Brooklyn is following suit as many residential developments are flourishing in Williamsburg and Downtown Brooklyn. Who knows how far this growing trend is going to lead the real estate market--well, apparently this condominium increase is pushing the market in an upward progression. Imagine if the other boroughs such as Queens and the Bronx jumped on the condominium wagon? New York City as a whole already has one of the strongest real estate markets in the country. This surge of condo developments proves that people are demanding home ownership. Is it because the pros of owning outweighs the cons? Well, with rents increasing on a regular basis, it’s no surprise that people are turning to buying. However, renting or buying is based on the needs of apartment hunters, and either option comes with its own benefits.
Manhattan sales experienced a very large increase, soaring by 35% in the third quarter from where it was last period.
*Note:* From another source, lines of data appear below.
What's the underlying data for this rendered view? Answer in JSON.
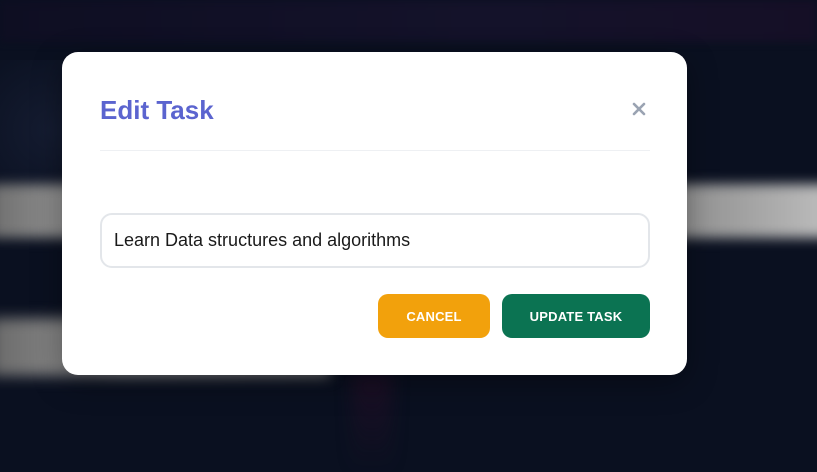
{
  "modal": {
    "title": "Edit Task",
    "close_icon": "close-icon",
    "input": {
      "value": "Learn Data structures and algorithms",
      "placeholder": ""
    },
    "cancel_label": "CANCEL",
    "update_label": "UPDATE TASK"
  },
  "colors": {
    "title": "#5b64cf",
    "close_icon": "#9aa3b2",
    "cancel_button": "#f2a10c",
    "update_button": "#0b7352",
    "backdrop": "#0a1020"
  }
}
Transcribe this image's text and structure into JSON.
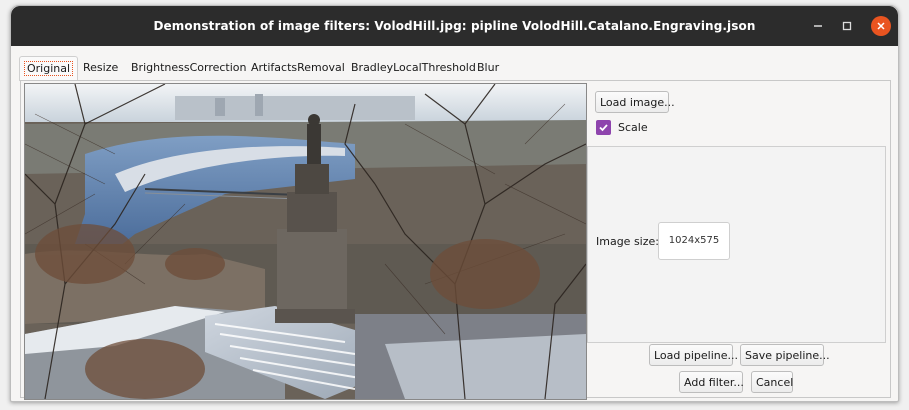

According to the estimates of Corcoran, 876 condo units will be built across Manhattan by the end of the year. Developers are taking advantage of the opportunity at hand. In order to meet demand, developers are rushing to build and convert units--many of which will not hit the market until 2014. Ms. Liebman predicts the inventory of these new residences will increase to 2,400 next year. Lenders are gaining faith, confidence, and bucks as they pour millions of dollars into the condo sector, although banks that suffered huge losses during the real estate crash are still wary. As a result, even some of the best developers won’t receive loans for more than 65% of construction costs. Therefore, only developers with a source of equity or those who dig deep into their own pockets will see their projects blossom. However, despite the flood of obstacles that many have experienced since the real estate crash, the market continues to gain momentum.